Providers are starting to resurrect deals that were paused during the initial period of the Covid-19 crisis, including Community Health System’s sale of Abilene Regional Medical Center and Brownwood Regional Medical Center to Hendrick Health System.

Some systems are seeking new strategic partners, such as Lake Health in Ohio, and New Hanover Regional Medical Center in North Carolina, which resumed its recent RFP response process after a pause.

Still others are looking for new opportunities consistent with pre-Covid growth strategies, as adjusted for pandemic-related developments and challenges.

More Consolidation

Larger and more financially robust health systems are expected to weather the crisis, whereas smaller systems and hospitals with less cash and tighter operating margins, including rural and critical access hospitals, may be facing insolvency, closure, and bankruptcy. This creates a scenario where one party is financially distressed as a result of the pandemic and needs to partner with or join another system to survive. These circumstances will likely fuel increased consolidation in the health-care industry.

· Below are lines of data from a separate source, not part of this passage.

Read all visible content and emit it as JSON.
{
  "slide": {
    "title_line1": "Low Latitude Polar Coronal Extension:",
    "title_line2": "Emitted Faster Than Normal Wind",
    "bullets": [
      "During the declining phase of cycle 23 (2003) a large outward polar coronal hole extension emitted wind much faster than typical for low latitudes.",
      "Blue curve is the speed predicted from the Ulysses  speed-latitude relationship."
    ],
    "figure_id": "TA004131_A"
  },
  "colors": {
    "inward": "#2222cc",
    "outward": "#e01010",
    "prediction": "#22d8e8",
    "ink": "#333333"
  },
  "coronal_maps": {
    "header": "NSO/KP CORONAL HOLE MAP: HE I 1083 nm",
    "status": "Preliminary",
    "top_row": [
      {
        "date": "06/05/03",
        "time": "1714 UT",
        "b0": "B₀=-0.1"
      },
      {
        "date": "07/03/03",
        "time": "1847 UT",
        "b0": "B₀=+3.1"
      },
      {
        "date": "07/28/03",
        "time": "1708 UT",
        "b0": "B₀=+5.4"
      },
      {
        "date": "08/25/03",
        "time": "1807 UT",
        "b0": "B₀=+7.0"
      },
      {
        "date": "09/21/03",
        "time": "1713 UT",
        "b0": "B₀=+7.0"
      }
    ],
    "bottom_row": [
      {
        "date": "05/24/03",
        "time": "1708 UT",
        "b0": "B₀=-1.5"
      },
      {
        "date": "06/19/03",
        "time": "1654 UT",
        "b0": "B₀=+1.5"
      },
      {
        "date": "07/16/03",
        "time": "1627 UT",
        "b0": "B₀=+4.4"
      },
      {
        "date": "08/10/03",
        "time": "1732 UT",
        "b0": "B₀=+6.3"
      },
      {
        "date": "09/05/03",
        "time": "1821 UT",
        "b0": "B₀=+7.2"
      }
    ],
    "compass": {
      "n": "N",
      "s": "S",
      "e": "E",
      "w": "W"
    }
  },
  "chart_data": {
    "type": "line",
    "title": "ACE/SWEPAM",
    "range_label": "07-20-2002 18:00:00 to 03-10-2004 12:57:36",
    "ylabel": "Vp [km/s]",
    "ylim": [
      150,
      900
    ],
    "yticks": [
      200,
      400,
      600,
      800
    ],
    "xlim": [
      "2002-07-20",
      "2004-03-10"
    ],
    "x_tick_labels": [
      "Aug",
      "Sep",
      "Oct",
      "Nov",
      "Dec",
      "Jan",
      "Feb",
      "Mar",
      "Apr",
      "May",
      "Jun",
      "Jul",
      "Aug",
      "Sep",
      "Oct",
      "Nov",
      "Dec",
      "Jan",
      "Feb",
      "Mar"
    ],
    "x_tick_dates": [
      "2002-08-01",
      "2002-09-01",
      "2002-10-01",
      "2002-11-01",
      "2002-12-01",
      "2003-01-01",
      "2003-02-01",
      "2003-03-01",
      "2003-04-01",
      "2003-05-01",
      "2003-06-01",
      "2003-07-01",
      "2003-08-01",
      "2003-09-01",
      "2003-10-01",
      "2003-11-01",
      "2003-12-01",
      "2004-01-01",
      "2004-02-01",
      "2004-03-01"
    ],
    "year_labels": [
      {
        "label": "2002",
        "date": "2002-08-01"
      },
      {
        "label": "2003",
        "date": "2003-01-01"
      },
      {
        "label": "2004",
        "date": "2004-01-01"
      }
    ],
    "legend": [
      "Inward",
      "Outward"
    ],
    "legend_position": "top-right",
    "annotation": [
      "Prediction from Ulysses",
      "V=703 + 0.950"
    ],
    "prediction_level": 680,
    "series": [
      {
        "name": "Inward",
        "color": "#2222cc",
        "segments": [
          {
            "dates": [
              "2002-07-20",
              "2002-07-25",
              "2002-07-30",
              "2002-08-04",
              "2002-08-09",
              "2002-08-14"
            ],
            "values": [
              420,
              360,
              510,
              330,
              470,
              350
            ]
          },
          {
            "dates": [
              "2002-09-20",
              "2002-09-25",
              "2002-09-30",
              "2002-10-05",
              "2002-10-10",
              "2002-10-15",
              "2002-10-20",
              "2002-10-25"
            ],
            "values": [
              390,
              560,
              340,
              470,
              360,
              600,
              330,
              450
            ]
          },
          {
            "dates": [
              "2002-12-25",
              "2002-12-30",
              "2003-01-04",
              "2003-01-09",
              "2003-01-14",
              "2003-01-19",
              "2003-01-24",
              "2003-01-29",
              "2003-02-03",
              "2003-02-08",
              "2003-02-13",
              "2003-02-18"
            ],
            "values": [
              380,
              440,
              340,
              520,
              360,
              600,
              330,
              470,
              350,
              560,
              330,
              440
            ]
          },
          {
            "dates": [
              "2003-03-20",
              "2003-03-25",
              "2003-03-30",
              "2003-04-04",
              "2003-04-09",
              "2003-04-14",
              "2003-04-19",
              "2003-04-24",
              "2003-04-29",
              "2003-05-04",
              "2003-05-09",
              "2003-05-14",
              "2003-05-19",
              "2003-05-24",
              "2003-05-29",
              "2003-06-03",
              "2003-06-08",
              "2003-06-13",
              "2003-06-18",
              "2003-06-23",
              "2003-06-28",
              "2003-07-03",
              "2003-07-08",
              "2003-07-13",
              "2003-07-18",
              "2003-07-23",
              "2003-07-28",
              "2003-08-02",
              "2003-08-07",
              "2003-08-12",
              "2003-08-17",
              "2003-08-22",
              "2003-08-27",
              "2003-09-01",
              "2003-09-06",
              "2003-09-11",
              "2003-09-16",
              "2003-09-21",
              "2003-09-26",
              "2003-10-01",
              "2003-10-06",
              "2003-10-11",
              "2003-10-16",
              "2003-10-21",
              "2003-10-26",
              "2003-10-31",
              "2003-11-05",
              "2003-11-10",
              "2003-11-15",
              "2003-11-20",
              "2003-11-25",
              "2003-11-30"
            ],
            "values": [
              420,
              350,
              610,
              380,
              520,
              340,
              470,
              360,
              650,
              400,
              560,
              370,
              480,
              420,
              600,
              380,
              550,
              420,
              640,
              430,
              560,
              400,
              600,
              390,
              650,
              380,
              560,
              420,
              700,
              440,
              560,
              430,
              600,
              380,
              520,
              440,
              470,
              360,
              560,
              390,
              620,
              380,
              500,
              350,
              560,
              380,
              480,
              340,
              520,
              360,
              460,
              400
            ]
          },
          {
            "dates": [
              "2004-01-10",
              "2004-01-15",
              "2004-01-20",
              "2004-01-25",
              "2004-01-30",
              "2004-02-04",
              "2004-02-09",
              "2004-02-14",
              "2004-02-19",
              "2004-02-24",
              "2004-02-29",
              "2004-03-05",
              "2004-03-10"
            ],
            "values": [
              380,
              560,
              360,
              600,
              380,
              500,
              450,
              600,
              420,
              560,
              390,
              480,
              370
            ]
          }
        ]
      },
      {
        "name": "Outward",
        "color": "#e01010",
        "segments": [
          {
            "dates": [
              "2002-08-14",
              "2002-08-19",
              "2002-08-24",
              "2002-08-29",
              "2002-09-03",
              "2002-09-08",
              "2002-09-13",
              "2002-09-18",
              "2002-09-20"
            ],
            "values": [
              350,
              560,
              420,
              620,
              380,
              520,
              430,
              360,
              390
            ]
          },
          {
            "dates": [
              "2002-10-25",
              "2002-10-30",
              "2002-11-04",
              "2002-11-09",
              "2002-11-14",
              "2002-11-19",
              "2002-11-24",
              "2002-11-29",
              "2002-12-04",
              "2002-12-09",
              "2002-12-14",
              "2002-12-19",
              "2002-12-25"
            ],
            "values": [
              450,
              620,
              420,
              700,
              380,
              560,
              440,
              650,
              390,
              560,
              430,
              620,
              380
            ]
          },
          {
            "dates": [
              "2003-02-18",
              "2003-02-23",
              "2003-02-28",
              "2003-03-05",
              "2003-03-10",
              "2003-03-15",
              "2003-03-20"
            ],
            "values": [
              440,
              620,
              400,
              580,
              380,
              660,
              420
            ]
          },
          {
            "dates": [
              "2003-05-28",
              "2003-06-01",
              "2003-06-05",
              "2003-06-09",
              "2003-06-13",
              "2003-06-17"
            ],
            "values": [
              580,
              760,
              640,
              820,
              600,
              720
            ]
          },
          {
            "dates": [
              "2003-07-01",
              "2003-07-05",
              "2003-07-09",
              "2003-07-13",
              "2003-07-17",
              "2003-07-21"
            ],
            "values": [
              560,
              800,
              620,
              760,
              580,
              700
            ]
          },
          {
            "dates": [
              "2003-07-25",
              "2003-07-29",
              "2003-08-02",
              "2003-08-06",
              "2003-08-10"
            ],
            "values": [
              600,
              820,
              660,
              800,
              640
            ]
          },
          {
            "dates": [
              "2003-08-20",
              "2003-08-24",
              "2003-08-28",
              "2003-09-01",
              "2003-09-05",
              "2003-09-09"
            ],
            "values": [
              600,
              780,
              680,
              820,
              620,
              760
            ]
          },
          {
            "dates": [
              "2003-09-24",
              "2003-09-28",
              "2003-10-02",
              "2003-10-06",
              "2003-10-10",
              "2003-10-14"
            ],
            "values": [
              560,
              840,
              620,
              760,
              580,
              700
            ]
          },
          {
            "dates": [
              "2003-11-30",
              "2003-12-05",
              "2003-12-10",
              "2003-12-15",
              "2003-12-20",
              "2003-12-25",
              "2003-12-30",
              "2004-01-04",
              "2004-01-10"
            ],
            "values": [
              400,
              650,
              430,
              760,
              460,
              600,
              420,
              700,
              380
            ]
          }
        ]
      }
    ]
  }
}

For a struggling provider, joining a larger system can offer much-needed financial commitments, access to capital, disciplined management structure, economies of scale for purchasing and improved IT infrastructure, among many other strategic benefits. A well-positioned system, even if financially weakened due to pandemic challenges, will be able to negotiate favorable deal terms if it has significant strategic value to its prospective partner.

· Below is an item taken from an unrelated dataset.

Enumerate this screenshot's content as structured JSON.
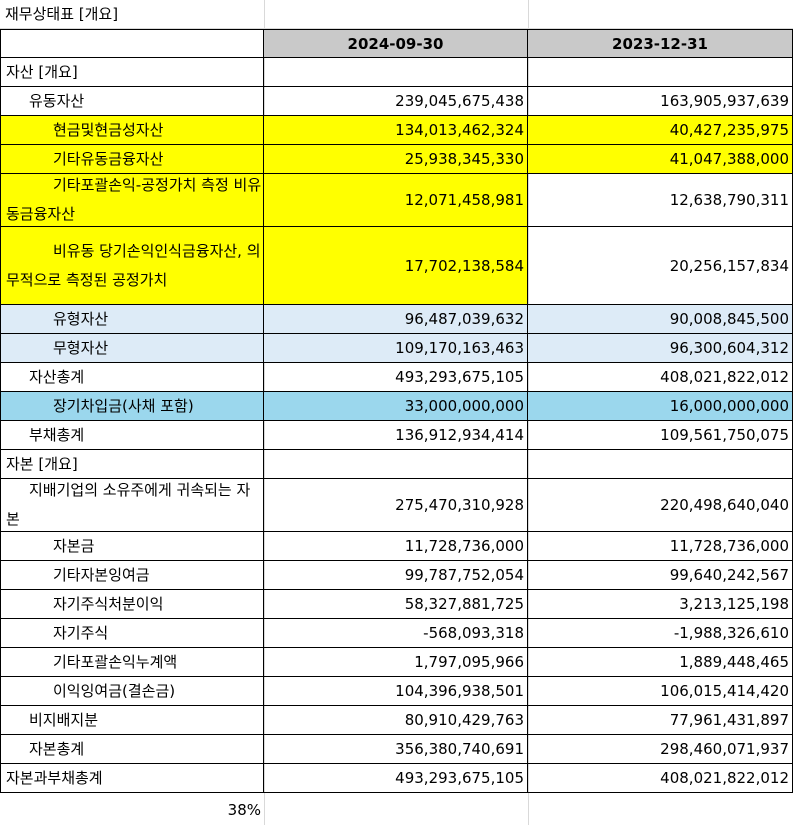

Communications Strategy is Important

As providers explore and execute partnerships, they must implement a stakeholder and communications strategy that focuses on benefits for each side given the new financial reality. Doing so will minimize criticism of opportunism by the acquiring system—and best position a definitive agreement and successful deal.

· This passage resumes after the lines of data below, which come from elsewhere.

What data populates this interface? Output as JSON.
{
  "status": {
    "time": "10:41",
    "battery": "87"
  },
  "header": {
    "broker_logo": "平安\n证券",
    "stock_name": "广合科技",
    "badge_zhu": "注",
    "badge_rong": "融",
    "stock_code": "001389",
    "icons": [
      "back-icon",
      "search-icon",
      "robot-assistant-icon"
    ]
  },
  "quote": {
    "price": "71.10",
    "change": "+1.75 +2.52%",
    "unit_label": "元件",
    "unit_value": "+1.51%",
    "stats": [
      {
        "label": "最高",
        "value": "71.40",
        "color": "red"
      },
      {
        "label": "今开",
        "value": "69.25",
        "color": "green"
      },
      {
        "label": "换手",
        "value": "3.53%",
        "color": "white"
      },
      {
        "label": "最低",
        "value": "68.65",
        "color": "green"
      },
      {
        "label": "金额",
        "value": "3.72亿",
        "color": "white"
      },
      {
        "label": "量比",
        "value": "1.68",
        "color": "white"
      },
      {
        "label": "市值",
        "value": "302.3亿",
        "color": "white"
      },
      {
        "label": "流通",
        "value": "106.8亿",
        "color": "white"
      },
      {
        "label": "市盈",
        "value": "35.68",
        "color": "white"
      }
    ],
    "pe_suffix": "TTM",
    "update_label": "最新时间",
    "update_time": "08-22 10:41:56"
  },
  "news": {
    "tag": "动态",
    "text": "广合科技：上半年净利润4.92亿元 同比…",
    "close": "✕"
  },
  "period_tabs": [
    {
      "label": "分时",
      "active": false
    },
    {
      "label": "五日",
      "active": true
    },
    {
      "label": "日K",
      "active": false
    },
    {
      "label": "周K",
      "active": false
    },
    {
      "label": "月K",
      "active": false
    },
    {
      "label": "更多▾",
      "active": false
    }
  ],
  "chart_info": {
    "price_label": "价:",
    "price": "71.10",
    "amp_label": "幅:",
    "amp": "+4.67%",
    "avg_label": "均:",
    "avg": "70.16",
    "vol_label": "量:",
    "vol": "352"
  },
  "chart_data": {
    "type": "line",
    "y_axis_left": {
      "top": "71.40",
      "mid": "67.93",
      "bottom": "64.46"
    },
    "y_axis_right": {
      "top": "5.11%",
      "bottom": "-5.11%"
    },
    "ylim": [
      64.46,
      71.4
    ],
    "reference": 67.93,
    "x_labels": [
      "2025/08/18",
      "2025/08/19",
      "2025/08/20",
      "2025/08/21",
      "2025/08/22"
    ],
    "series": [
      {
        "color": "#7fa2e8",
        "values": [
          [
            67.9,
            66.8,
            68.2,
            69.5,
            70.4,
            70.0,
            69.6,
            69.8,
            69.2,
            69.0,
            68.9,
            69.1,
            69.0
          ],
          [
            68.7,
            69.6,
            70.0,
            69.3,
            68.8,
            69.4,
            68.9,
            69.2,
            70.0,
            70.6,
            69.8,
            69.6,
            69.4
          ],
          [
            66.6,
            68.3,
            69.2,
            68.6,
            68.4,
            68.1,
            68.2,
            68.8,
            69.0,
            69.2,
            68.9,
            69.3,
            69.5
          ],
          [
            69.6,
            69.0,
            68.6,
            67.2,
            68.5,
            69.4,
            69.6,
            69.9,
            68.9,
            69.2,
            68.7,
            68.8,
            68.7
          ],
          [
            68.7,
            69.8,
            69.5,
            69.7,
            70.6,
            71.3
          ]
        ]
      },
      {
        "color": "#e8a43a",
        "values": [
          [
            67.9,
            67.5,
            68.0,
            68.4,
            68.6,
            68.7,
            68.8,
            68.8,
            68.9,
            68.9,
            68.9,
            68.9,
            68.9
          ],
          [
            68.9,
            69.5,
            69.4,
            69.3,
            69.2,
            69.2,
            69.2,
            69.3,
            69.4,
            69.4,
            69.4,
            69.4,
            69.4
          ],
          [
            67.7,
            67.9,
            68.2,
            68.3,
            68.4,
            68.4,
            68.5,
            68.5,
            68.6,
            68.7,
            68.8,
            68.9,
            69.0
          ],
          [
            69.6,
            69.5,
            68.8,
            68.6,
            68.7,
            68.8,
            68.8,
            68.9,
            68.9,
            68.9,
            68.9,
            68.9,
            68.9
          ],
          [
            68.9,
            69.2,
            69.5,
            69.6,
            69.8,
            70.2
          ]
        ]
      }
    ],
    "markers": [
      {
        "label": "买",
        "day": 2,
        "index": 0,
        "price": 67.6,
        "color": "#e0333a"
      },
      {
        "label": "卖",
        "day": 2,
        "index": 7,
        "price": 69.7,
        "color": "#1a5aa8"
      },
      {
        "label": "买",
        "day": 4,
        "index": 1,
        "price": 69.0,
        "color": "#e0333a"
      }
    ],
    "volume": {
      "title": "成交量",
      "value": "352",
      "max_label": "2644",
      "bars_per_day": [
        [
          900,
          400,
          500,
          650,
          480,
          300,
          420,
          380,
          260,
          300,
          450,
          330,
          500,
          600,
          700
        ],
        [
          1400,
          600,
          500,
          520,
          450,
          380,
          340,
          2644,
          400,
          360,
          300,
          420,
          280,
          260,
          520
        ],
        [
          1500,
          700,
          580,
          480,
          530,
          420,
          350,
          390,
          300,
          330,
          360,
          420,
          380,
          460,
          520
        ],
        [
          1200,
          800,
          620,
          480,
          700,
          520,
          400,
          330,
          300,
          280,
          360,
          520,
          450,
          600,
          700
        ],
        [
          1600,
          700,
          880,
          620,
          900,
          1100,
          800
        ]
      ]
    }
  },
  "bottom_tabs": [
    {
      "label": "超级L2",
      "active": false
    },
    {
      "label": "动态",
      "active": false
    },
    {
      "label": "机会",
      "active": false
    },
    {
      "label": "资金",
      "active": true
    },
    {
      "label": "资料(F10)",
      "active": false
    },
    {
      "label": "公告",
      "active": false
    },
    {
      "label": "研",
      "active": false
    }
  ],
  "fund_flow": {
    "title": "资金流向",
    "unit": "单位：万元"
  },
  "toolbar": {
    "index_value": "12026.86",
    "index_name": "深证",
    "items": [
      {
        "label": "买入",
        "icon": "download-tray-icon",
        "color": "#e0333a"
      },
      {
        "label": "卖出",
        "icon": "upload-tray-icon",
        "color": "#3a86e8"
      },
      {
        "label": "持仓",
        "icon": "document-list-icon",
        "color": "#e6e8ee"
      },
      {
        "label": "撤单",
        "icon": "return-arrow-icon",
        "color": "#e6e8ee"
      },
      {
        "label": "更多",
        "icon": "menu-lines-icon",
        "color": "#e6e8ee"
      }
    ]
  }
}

An effective communications strategy will emphasize how the proposed transaction will maintain or improve quality or affordability, ensure access to care for communities and address financial challenges faced by health systems as a result of the pandemic.

Health systems should articulate how their M&A activity will stabilize affected health systems, allow them to manage the Covid-19 crisis and future pandemics, and continue to meet the overall care needs of the community. It can also highlight how these partnerships will facilitate continued care in a market, which otherwise might lose a valuable health-care resource, as well as the positive economic benefits the transaction will bring for local communities.

Communications that support the vision, rationale and benefits of a deal will also need to be relevant to the regulatory bodies whose approval may be required.

Public perception and support of health-care providers have been extremely positive during the pandemic to date, as evidenced by homemade banners, balcony tributes, and praise on social media. Health systems and their staffs have borne personal risk and financial pain by focusing on patients and public health at the expense of all else. This goodwill can be valuable as health systems seek stakeholder and community support for their transactions.

That goodwill can also quickly be forgotten.

As health systems race to the altar to beat out competitors for M&A targets and other strategic relationships, it is critical that they are thoughtful in structuring their deals and justifying the activity.

For example, acquisitions and partnerships involving substantial outlays of capital and lucrative executive compensation or severance packages will be viewed negatively if undertaken by a system that instituted large compensation reductions across the system or even furloughed or laid off employees during the pandemic.

As the dust begins to settle from the first wave of Covid-19, it is clear that there will be drastic changes to how health systems do business. The pandemic will also create financial winners and losers. Hospitals and health systems must think proactively about a strategy for growth as opportunities with willing transaction partners arise.

But being proactive must be balanced against appearing to be opportunistic or taking advantage of the worst health crisis in our lifetimes. To maintain their goodwill and reputations, health systems should continue to do deals for the right reasons and for the benefit of their communities.